De beroepscommissie heeft de Minister in de gelegenheid gesteld schriftelijk te reageren op het beroep en klager om zijn beroep schriftelijk toe te lichten.
Op grond van haar onderzoek overweegt en beslist de beroepscommissie als volgt.
1. De inhoud van de bestreden beslissing
De Minister heeft klagers verzoek tot het tijdelijk verlaten van de inrichting in het kader van algemeen verlof afgewezen.
2. De standpunten
Klager heeft aangevoerd dat zijn verzoek tot het tijdelijk verlaten van de inrichting ten onrechte is afgewezen. Dit heeft hij als volgt toegelicht.

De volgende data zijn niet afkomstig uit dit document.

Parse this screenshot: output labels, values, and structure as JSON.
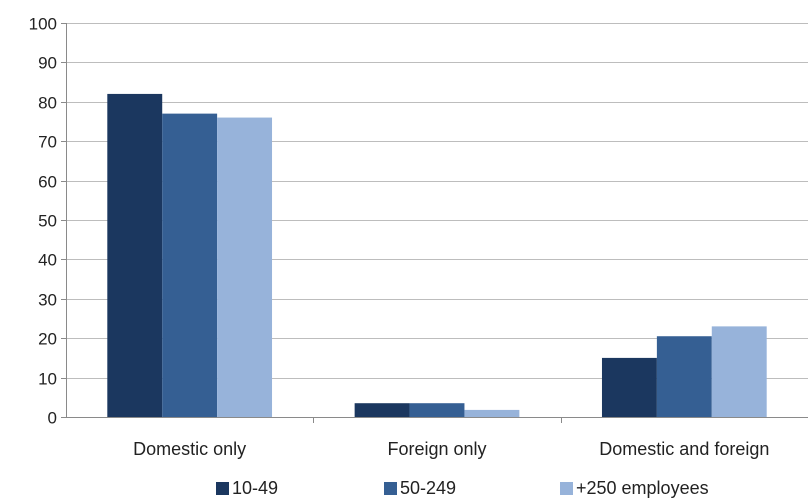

Klager erkent dat hij zich eerder aan zijn detentie heeft onttrokken. Reden daarvoor waren
familieomstandigheden. Klager wil graag de mogelijkheid krijgen zich goed voor te kunnen bereiden op een terugkeer in de maatschappij. Hij verzoekt de beroepscommissie hem toe te staan zijn beroep mondeling toe te lichten.
Namens de Minister is de bestreden beslissing als volgt toegelicht.
Klagerheeft zich tijdens het ondergaan van zijn huidige straffen gedurende zes maanden onttrokken aan detentie. Gedurende deze tijd heeft hij in het buitenland verbleven. Volgens informatie van de inrichting waar hij thans verblijft, is er onvoldoende
vertrouwen in een goed verloop van een algemeen verlof. Klager heeft overigens zijn beroep niet nader gemotiveerd en de selectiefunctionaris is daarom van mening dat klager niet-ontvankelijk dient te worden verklaard in zijn beroep.
Op klagers verlofaanvraag zijn de volgende adviezen uitgebracht.
De directeur van het huis van bewaring (h.v.b.) Roermond heeft negatief geadviseerd ten aanzien van de verlofaanvraag.
3. De beoordeling
Klager ondergaat een gevangenisstraf van vierenveertig maanden met aftrek. De wettelijk vroegst mogelijke v.i.-datum valt op of omstreeks 31 mei 2007. Aansluitend dient hij eventueel een subsidiaire hechtenis van zeventig dagen en een aantal dagen
gijzeling op grond van de Wet administratiefrechtelijke handhaving verkeersvoorschriften te ondergaan.
Het beroep richt zich tegen de afwijzing van klagers tweede verlofaanvraag. Hij kan in totaal 4 verlofaanvragen indienen.
De beroepscommissie acht zich voldoende voorgelicht en ziet geen aanleiding om klager nader te horen. Het verzoek daartoe zal daarom worden afgewezen en het beroep zal schriftelijk worden afgedaan.
Uit de inlichtingen van de directeur van het h.v.b. Roermond komt naar voren dat klager zich gedurende ongeveer zes maanden heeft onttrokken aan de huidige aan hem ten uitvoer gelegde gevangenisstraf. Klager heeft die periode in het buitenland
doorgebracht. Klager heeft die onttrekking niet weersproken en enkel aangevoerd dat hij niet is teruggekeerd van een eerder verlof omdat hij persoonlijke zaken diende te regelen.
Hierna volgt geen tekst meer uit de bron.